What do sushi, potato salad and Italian bread dip all have in common?
Foods you wish you had packed for lunch today – check. Party appetizers that never fail to please a crowd – check. Proof that delicious culinary genius emerges from places all over the world – check.
Dishes chock-full of high-carb white starchy foods that, when eaten alone, normally make you feel more hungry, unbalance your blood sugar, spike your insulin levels, raise your triglycerides and make you prone to gaining weight. However, when combined this way, they don’t seem to have those same effects…Check and check.

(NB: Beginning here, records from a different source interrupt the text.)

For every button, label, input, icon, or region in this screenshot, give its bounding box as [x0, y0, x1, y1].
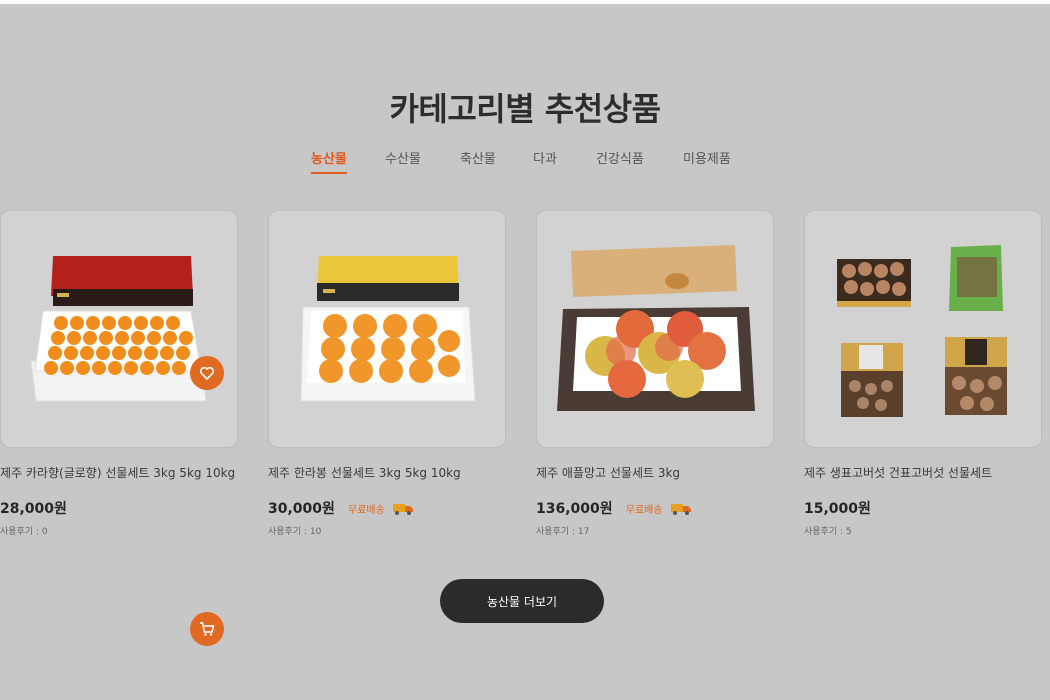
category-tabs: 농산물 수산물 축산물 다과 건강식품 미용제품 — [0, 148, 1050, 174]
top-divider — [0, 0, 1050, 4]
review-count: 사용후기 : 5 — [804, 527, 852, 537]
product-image[interactable] — [804, 210, 1042, 448]
product-name[interactable]: 제주 카라향(글로향) 선물세트 3kg 5kg 10kg — [0, 464, 238, 481]
free-shipping-badge: 무료배송 — [625, 505, 663, 516]
price-row: 15,000원 — [804, 498, 871, 518]
wishlist-button[interactable] — [190, 356, 224, 390]
product-name[interactable]: 제주 한라봉 선물세트 3kg 5kg 10kg — [268, 464, 506, 481]
product-name[interactable]: 제주 생표고버섯 건표고버섯 선물세트 — [804, 464, 1042, 481]
tab-livestock[interactable]: 축산물 — [460, 148, 496, 172]
product-price: 15,000원 — [804, 501, 871, 517]
price-row: 136,000원 무료배송 — [536, 498, 691, 518]
product-image[interactable] — [268, 210, 506, 448]
cart-icon — [200, 622, 215, 636]
section-title: 카테고리별 추천상품 — [389, 90, 661, 128]
review-count: 사용후기 : 10 — [268, 527, 322, 537]
product-price: 136,000원 — [536, 501, 613, 517]
tab-seafood[interactable]: 수산물 — [385, 148, 421, 172]
product-image[interactable] — [0, 210, 238, 448]
add-to-cart-button[interactable] — [190, 612, 224, 646]
free-shipping-badge: 무료배송 — [348, 505, 385, 516]
review-count: 사용후기 : 17 — [536, 527, 590, 537]
truck-icon — [392, 503, 413, 515]
price-row: 28,000원 — [0, 498, 67, 518]
tab-agricultural[interactable]: 농산물 — [311, 148, 347, 174]
heart-icon — [199, 366, 215, 381]
truck-icon — [670, 503, 691, 515]
product-name[interactable]: 제주 애플망고 선물세트 3kg — [536, 464, 774, 481]
product-price: 30,000원 — [268, 501, 335, 517]
price-row: 30,000원 무료배송 — [268, 498, 413, 518]
view-more-button[interactable]: 농산물 더보기 — [440, 579, 604, 623]
product-price: 28,000원 — [0, 501, 67, 517]
tab-beauty[interactable]: 미용제품 — [683, 148, 731, 172]
tab-health-food[interactable]: 건강식품 — [596, 148, 644, 172]
review-count: 사용후기 : 0 — [0, 527, 48, 537]
tab-snacks[interactable]: 다과 — [533, 148, 557, 172]
product-image[interactable] — [536, 210, 774, 448]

Why? Because of an age-old folk remedy that has been used for over a millennia around the world. Today, it can be found at any common grocery store next to the vegetable oil for just a handful of change. It’s vinegar. Yep! A growing number of scientific studies are showing that vinegar is much more than just a common salad seasoning and smelly stain remover; when consumed with meals, it turns out that vinegar improves appetite control and helps to prevent overeating while reducing spikes in blood sugar, insulin, cholesterol and triglycerides, working particularly well for those who are already insulin resistant and pre-diabetic.
Vinegar: The Secret Ingredient that Improves Satiety, Appetite Control, Blood Sugar, Insulin Levels, Cholesterol, Triglycerides, Heart Disease & More
When you eat refined carbs, they immediately break down into large quantities of simple sugar in your blood stream and your body responds by producing a hormone called insulin. Insulin instructs your cells to pull this sugar inside their walls, to bring the level of sugar in your blood back down to healthy levels.
The problem is that abrupt spikes in insulin levels (which happens in response to high-sugar foods, like simple carbs and refined foods) also creates false hunger signals in your brain and encourages the body to store the excess sugar as fat, rather than burn it for energy. When this eating pattern occurs on a regular basis, your cells start to ignore insulin’s instructions, leading to insulin resistance and a cascade of problems with your metabolism, your ability to burn fat, your cholesterol levels, your cardiovascular system and your general health. You can’t burn all of the sugar that you eat, and so your body starts to store it in expanding fat cells that not only increase your weight, but also increase your risks for diabetes and heart disease.
What happens when you add vinegar to your high-carb meal? A 2004 study featured in Diabetes Care showed that as little as two teaspoons of vinegar eaten with a high-carb meal – in this case, a white bagel – was able to significantly reduce the resulting spike in blood sugar. And the vinegar didn’t just lower blood sugar and insulin response; it also increased satiety, the feeling of fullness experienced after eating.
Study participants ate three slices of plain white bread, and afterwards, reported that they felt slightly satisfied (i.e. they could have eaten more if offered, but felt comfortable nevertheless). However, in as little as two hours, they not only reported feeling hungry again, but felt even hungrier than they did before eating the bread (thanks to the insulin spike that the refined white bread caused in their bodies). And yet, people who ate the same amount of bread along with two tablespoons of vinegar reported feeling twice as full afterwards, and continued feeling satisfied two hours later. Eating the bread with vinegar produced a remarkable increase in prolonged satiety and appetite control.
Another study looked at the dietary effects of regularly consuming vinegar on a daily basis for several months. Researchers at Arizona State University divided pre-diabetics into two groups. One group was given two tablespoons of apple cider vinegar to consume before lunch and before dinner for twelve weeks. The second group was given a vinegar pill (which contained only one third of a teaspoon of vinegar) to consume before lunch and dinner. Within only one week, the fasting blood sugar of the apple cider vinegar drinkers dropped by 16 points.
These promising results led a second study to be conducted on full-blown diabetics already on medication. One group of diabetics took a vinegar pill (which contained one sixteenth of a teaspoon of vinegar) before lunch and dinner. A second group ate two dill pickles before lunch and before dinner. A third group consumed two tablespoons of apple cider vinegar before lunch and before dinner. The vinegar pill and dill pickles had no effect on blood sugar levels. However, the group consuming two tablespoons of vinegar twice a day experienced a significant reduction in blood sugar levels, taking the effects of their medications the extra mile and producing even more powerful benefits. Other promising studies have linked vinegar consumption with lower blood pressure, lower cholesterol, lower triglycerides, reduced risks of heart disease, antimicrobial effects and other health benefits.
A Simple Diet Tweak to Reduce Appetite & Lose Weight
If you are diabetic and on medication, speak to your doctor about adding vinegar to your daily routine. However, when it comes to appetite control, weight loss, and blood sugar, insulin and cholesterol levels, there’s little doubt that this sour seasoning has several sweet health benefits that you shouldn’t miss out on. Incorporating vinegar and lemon juice into fresh home-made salad dressings (like these 5 Fresh Vinaigrette Recipes) and appetizers before meals not only majorly ups their flavor factor, but also improves the many health and weight loss advantages that they can bring you.